CT: If you are not providing the laptops, then how are you handling help desk requests, for instance? Are you offering that as a service to the students since you are requiring them to bring a laptop?
Stoner: We do have a help desk function that's very well-versed at handling these things. We will provide the technology support if students have a disaster, and we also have deep-discounted student pricing for a lot of the software packages we require, so they're actually affordable.
"One of our biggest initiatives has been to team up with other institutions across the state, to make sure we have the sufficient fiber, bandwidth, and redundancy we need to keep the institution running."
Laus:We take the same approach both in terms of requiring students to bring their own machines, as well as having our help desk support them. They can call into the help desk for pretty much any computer needs they have. We also provide them with an antivirus package for free if they don't have one, or if they want to switch to ours, since they won't have to pay for the updates on it. We find that works really well to help keep the cost of support down. We also have a PC repair division that is a for-charge service.
CT: Has going with a wired versus a wireless network—or a hybrid of the two—had any impact on IT expenditures?
Stoner: We use wireless primarily in places where it's become either untenable or too expensive to install wired outside of the common areas. We use it as an adjunct to wired or wireless, if we need to. But the goal is always to come back to a copper port. Since we have some old buildings on campus, wireless is not tenable in some cases.

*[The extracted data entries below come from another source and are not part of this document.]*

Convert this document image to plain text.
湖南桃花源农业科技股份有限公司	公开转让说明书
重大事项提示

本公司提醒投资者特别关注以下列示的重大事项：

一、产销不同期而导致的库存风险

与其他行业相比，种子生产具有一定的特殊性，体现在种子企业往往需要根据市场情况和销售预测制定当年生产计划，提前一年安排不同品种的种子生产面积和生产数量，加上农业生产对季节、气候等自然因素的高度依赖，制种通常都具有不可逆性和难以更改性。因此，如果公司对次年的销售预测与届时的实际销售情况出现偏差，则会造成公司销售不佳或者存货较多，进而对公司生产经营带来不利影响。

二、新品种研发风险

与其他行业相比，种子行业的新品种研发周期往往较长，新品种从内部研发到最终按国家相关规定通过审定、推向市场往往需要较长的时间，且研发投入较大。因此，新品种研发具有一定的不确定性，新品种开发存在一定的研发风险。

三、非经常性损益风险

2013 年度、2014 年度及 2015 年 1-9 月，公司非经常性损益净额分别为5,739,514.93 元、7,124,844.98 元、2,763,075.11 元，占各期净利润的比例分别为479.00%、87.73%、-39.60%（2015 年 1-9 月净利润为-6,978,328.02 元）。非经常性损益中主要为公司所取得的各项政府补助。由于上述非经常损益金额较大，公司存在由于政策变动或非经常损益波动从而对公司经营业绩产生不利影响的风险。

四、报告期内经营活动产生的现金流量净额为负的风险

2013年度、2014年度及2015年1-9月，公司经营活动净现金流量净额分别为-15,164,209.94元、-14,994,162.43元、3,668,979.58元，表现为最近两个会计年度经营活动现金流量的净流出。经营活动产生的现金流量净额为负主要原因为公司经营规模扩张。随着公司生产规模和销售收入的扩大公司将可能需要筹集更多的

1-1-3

Gatewood: We're hybrid: We have wired and wireless, but wireless is pretty much ubiquitous. One of the things that we did almost immediately was to [set up] our own wireless standards. If schools and institutions and their administrative offices or units are left to put up their own wireless, invariably it's going to be screwed up, down, and unsecured, and maybe not in that order. So with our wireless standard, we have pretty much slid over to the driver's seat, and the central IT organization is handling all of the wired and wireless. The support staff can now focus and train on a given set of hardware, software, and application issues, not trying to be everything to everyone.